About Maelstrom
Maelstrom packages your Rust tests into hermetic micro-containers, then distributes them to be run on an arbitrarily large cluster of test-runners, or locally on your machine. You might use Maelstrom to run your tests because:
- It's easy. Maelstrom functions as a drop-in replacement for cargo-test, so in most cases, it just works.
- It's reliable. Maelstrom runs every test hermetically in its own lightweight container and runs each test independently, eliminating confusing errors caused by inter-test or implicit test-environment dependencies.
- It's scalable. You can run Maelstrom as a cluster. Add more worker machines to linearly improve test throughput.

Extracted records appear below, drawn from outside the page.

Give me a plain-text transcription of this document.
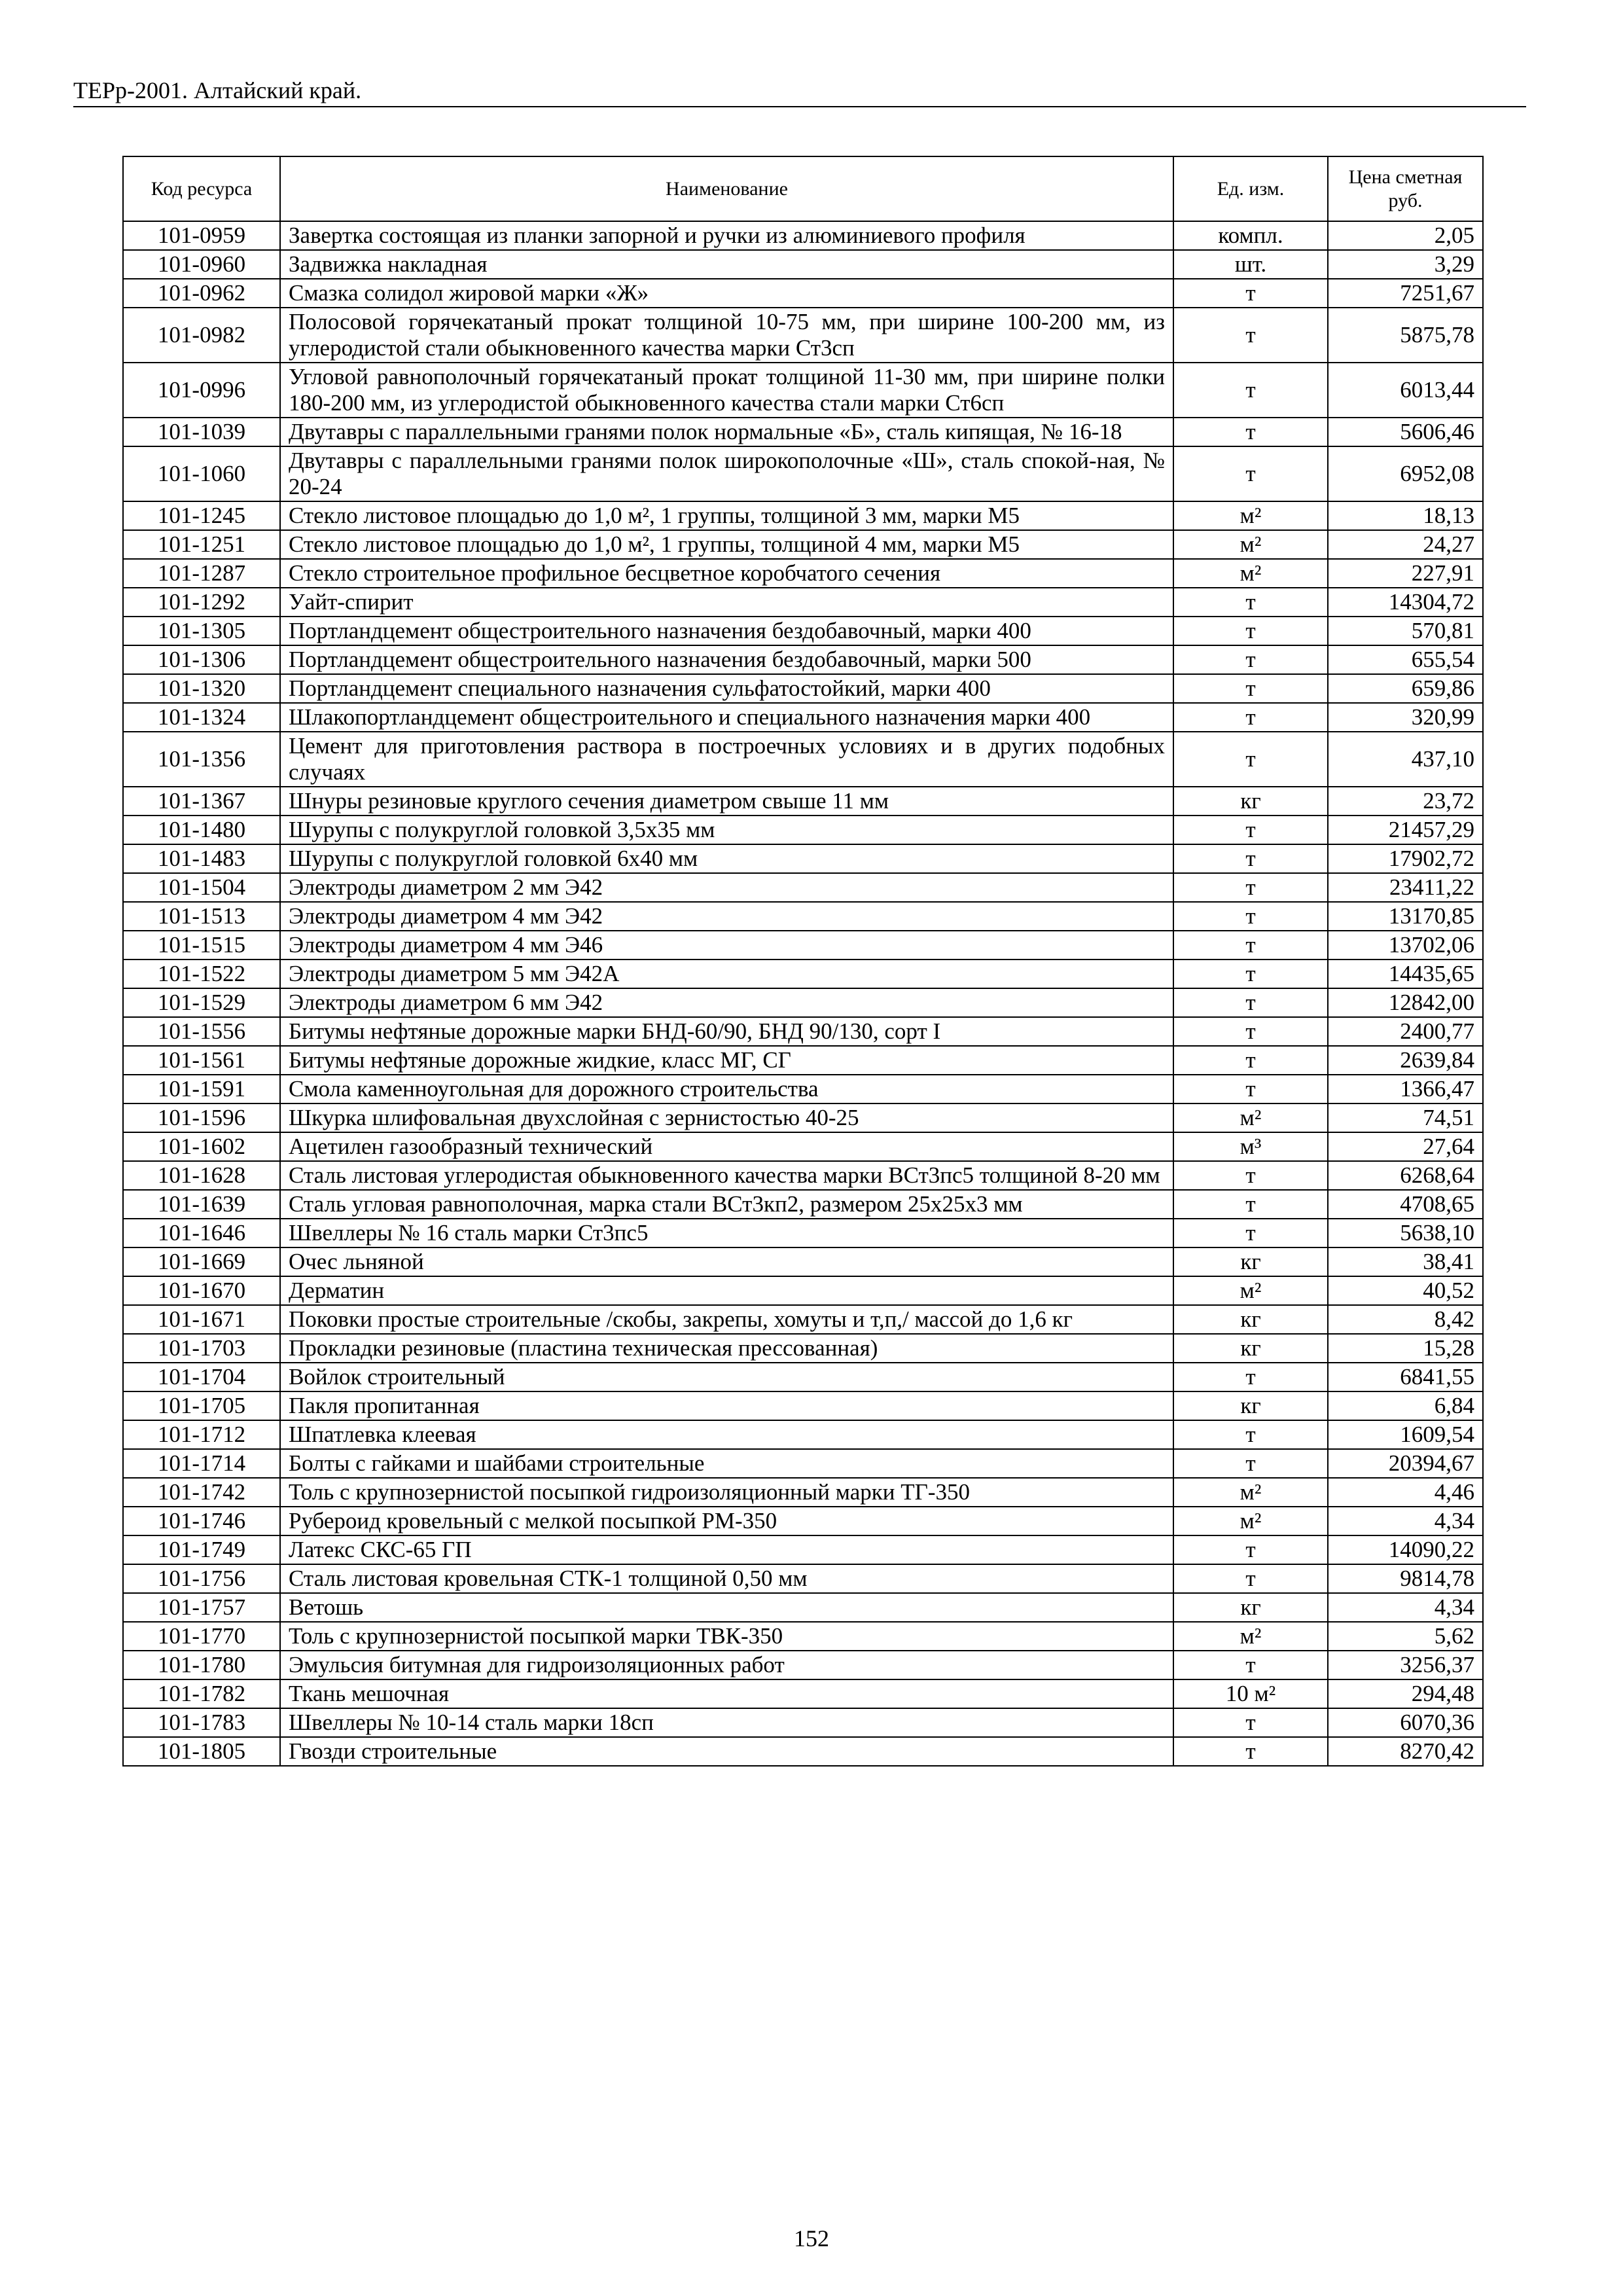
ТЕРр-2001. Алтайский край.
Код ресурса	Наименование	Ед. изм.	Цена сметная руб.
101-0959	Завертка состоящая из планки запорной и ручки из алюминиевого профиля	компл.	2,05
101-0960	Задвижка накладная	шт.	3,29
101-0962	Смазка солидол жировой марки «Ж»	т	7251,67
101-0982	Полосовой горячекатаный прокат толщиной 10-75 мм, при ширине 100-200 мм, из углеродистой стали обыкновенного качества марки Ст3сп	т	5875,78
101-0996	Угловой равнополочный горячекатаный прокат толщиной 11-30 мм, при ширине полки 180-200 мм, из углеродистой обыкновенного качества стали марки Ст6сп	т	6013,44
101-1039	Двутавры с параллельными гранями полок нормальные «Б», сталь кипящая, № 16-18	т	5606,46
101-1060	Двутавры с параллельными гранями полок широкополочные «Ш», сталь спокой-ная, № 20-24	т	6952,08
101-1245	Стекло листовое площадью до 1,0 м², 1 группы, толщиной 3 мм, марки М5	м²	18,13
101-1251	Стекло листовое площадью до 1,0 м², 1 группы, толщиной 4 мм, марки М5	м²	24,27
101-1287	Стекло строительное профильное бесцветное коробчатого сечения	м²	227,91
101-1292	Уайт-спирит	т	14304,72
101-1305	Портландцемент общестроительного назначения бездобавочный, марки 400	т	570,81
101-1306	Портландцемент общестроительного назначения бездобавочный, марки 500	т	655,54
101-1320	Портландцемент специального назначения сульфатостойкий, марки 400	т	659,86
101-1324	Шлакопортландцемент общестроительного и специального назначения марки 400	т	320,99
101-1356	Цемент для приготовления раствора в построечных условиях и в других подобных случаях	т	437,10
101-1367	Шнуры резиновые круглого сечения диаметром свыше 11 мм	кг	23,72
101-1480	Шурупы с полукруглой головкой 3,5х35 мм	т	21457,29
101-1483	Шурупы с полукруглой головкой 6х40 мм	т	17902,72
101-1504	Электроды диаметром 2 мм Э42	т	23411,22
101-1513	Электроды диаметром 4 мм Э42	т	13170,85
101-1515	Электроды диаметром 4 мм Э46	т	13702,06
101-1522	Электроды диаметром 5 мм Э42А	т	14435,65
101-1529	Электроды диаметром 6 мм Э42	т	12842,00
101-1556	Битумы нефтяные дорожные марки БНД-60/90, БНД 90/130, сорт I	т	2400,77
101-1561	Битумы нефтяные дорожные жидкие, класс МГ, СГ	т	2639,84
101-1591	Смола каменноугольная для дорожного строительства	т	1366,47
101-1596	Шкурка шлифовальная двухслойная с зернистостью 40-25	м²	74,51
101-1602	Ацетилен газообразный технический	м³	27,64
101-1628	Сталь листовая углеродистая обыкновенного качества марки ВСт3пс5 толщиной 8-20 мм	т	6268,64
101-1639	Сталь угловая равнополочная, марка стали ВСт3кп2, размером 25х25х3 мм	т	4708,65
101-1646	Швеллеры № 16 сталь марки Ст3пс5	т	5638,10
101-1669	Очес льняной	кг	38,41
101-1670	Дерматин	м²	40,52
101-1671	Поковки простые строительные /скобы, закрепы, хомуты и т,п,/ массой до 1,6 кг	кг	8,42
101-1703	Прокладки резиновые (пластина техническая прессованная)	кг	15,28
101-1704	Войлок строительный	т	6841,55
101-1705	Пакля пропитанная	кг	6,84
101-1712	Шпатлевка клеевая	т	1609,54
101-1714	Болты с гайками и шайбами строительные	т	20394,67
101-1742	Толь с крупнозернистой посыпкой гидроизоляционный марки ТГ-350	м²	4,46
101-1746	Рубероид кровельный с мелкой посыпкой РМ-350	м²	4,34
101-1749	Латекс СКС-65 ГП	т	14090,22
101-1756	Сталь листовая кровельная СТК-1 толщиной 0,50 мм	т	9814,78
101-1757	Ветошь	кг	4,34
101-1770	Толь с крупнозернистой посыпкой марки ТВК-350	м²	5,62
101-1780	Эмульсия битумная для гидроизоляционных работ	т	3256,37
101-1782	Ткань мешочная	10 м²	294,48
101-1783	Швеллеры № 10-14 сталь марки 18сп	т	6070,36
101-1805	Гвозди строительные	т	8270,42
152
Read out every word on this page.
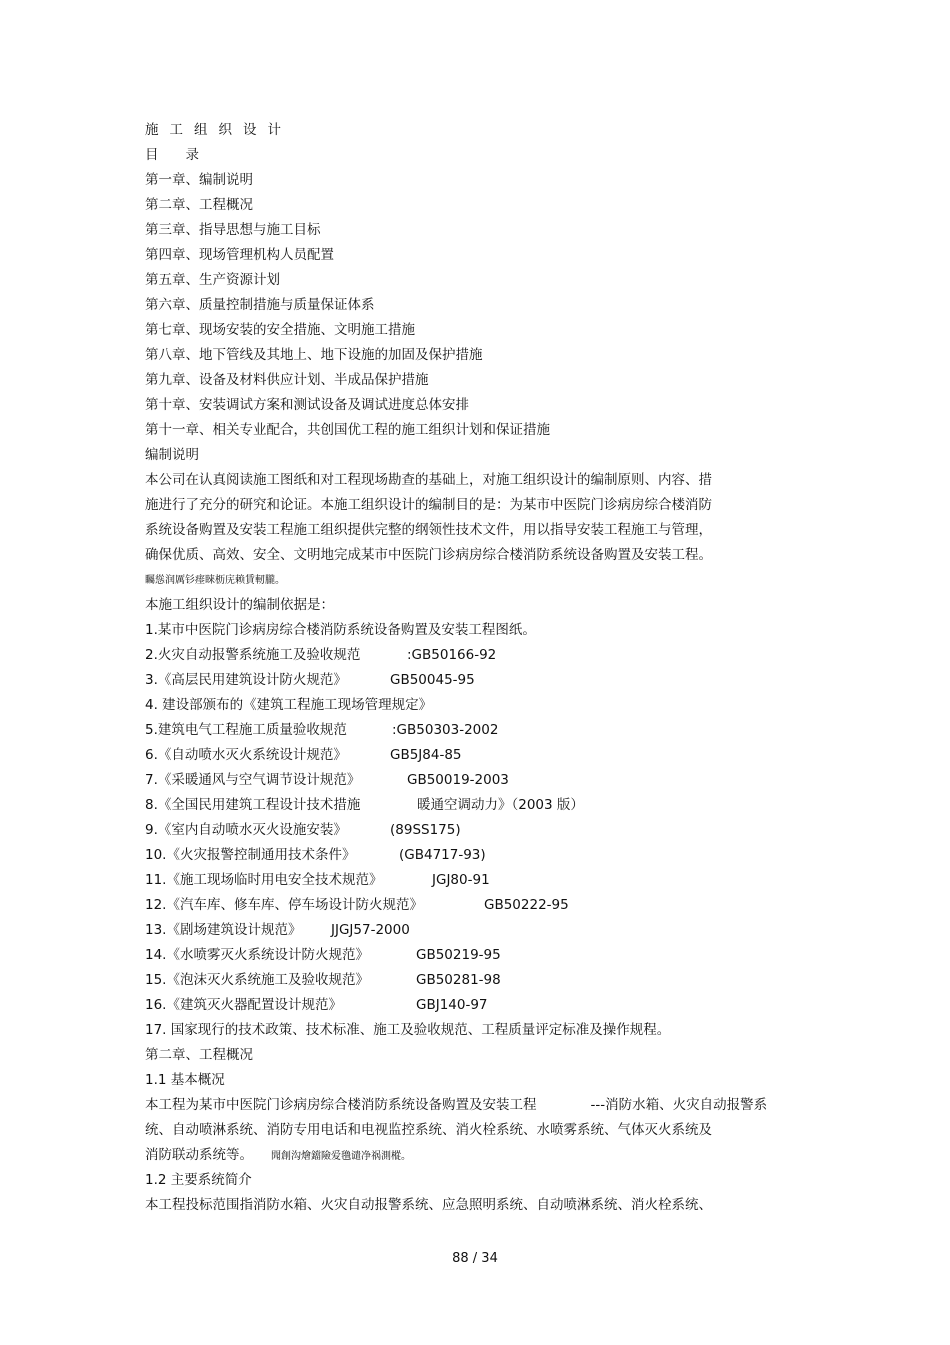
施工组织设计
目　　录
第一章、编制说明
第二章、工程概况
第三章、指导思想与施工目标
第四章、现场管理机构人员配置
第五章、生产资源计划
第六章、质量控制措施与质量保证体系
第七章、现场安装的安全措施、文明施工措施
第八章、地下管线及其地上、地下设施的加固及保护措施
第九章、设备及材料供应计划、半成品保护措施
第十章、安装调试方案和测试设备及调试进度总体安排
第十一章、相关专业配合，共创国优工程的施工组织计划和保证措施
编制说明
本公司在认真阅读施工图纸和对工程现场勘查的基础上，对施工组织设计的编制原则、内容、措
施进行了充分的研究和论证。本施工组织设计的编制目的是：为某市中医院门诊病房综合楼消防
系统设备购置及安装工程施工组织提供完整的纲领性技术文件，用以指导安装工程施工与管理，
确保优质、高效、安全、文明地完成某市中医院门诊病房综合楼消防系统设备购置及安装工程。
矚慫润厲钐瘗睞枥庑赖賃軔朧。
本施工组织设计的编制依据是：
1.某市中医院门诊病房综合楼消防系统设备购置及安装工程图纸。
2.火灾自动报警系统施工及验收规范	:GB50166-92
3.《高层民用建筑设计防火规范》	GB50045-95
4. 建设部颁布的《建筑工程施工现场管理规定》
5.建筑电气工程施工质量验收规范	:GB50303-2002
6.《自动喷水灭火系统设计规范》	GB5J84-85
7.《采暖通风与空气调节设计规范》	GB50019-2003
8.《全国民用建筑工程设计技术措施	暖通空调动力》（2003 版）
9.《室内自动喷水灭火设施安装》	(89SS175)
10.《火灾报警控制通用技术条件》	(GB4717-93)
11.《施工现场临时用电安全技术规范》	JGJ80-91
12.《汽车库、修车库、停车场设计防火规范》	GB50222-95
13.《剧场建筑设计规范》 JJGJ57-2000
14.《水喷雾灭火系统设计防火规范》	GB50219-95
15.《泡沫灭火系统施工及验收规范》	GB50281-98
16.《建筑灭火器配置设计规范》	GBJ140-97
17. 国家现行的技术政策、技术标准、施工及验收规范、工程质量评定标准及操作规程。
第二章、工程概况
1.1 基本概况
本工程为某市中医院门诊病房综合楼消防系统设备购置及安装工程　　　　---消防水箱、火灾自动报警系
统、自动喷淋系统、消防专用电话和电视监控系统、消火栓系统、水喷雾系统、气体灭火系统及
消防联动系统等。 聞創沟燴鐺險爱氇谴净祸測樅。
1.2 主要系统简介
本工程投标范围指消防水箱、火灾自动报警系统、应急照明系统、自动喷淋系统、消火栓系统、
88 / 34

- It's fast. In most cases, Maelstrom is faster than cargo test, even without adding clustering.
- It's clean. Maelstrom has a from-scratch, rootless container implementation (not relying on docker or RunC), optimized to be low-overhead and start quickly.
- It's Rusty. The whole project is built in Rust.
Maelstrom is currently available for Rust on Linux. C++, Typescript, Python, and Java are coming soon.
We started with a Rust test runner, but Maelstrom's underlying job execution system is general-purpose. We will add support for other languages' test frameworks throughout 2024. We have also provided tools for adventurous users to run arbitrary jobs, either using a command-line tool or a gRPC-based SDK.
The project is currently Linux-only (x86 and ARM), as it relies on namespaces to implement containers.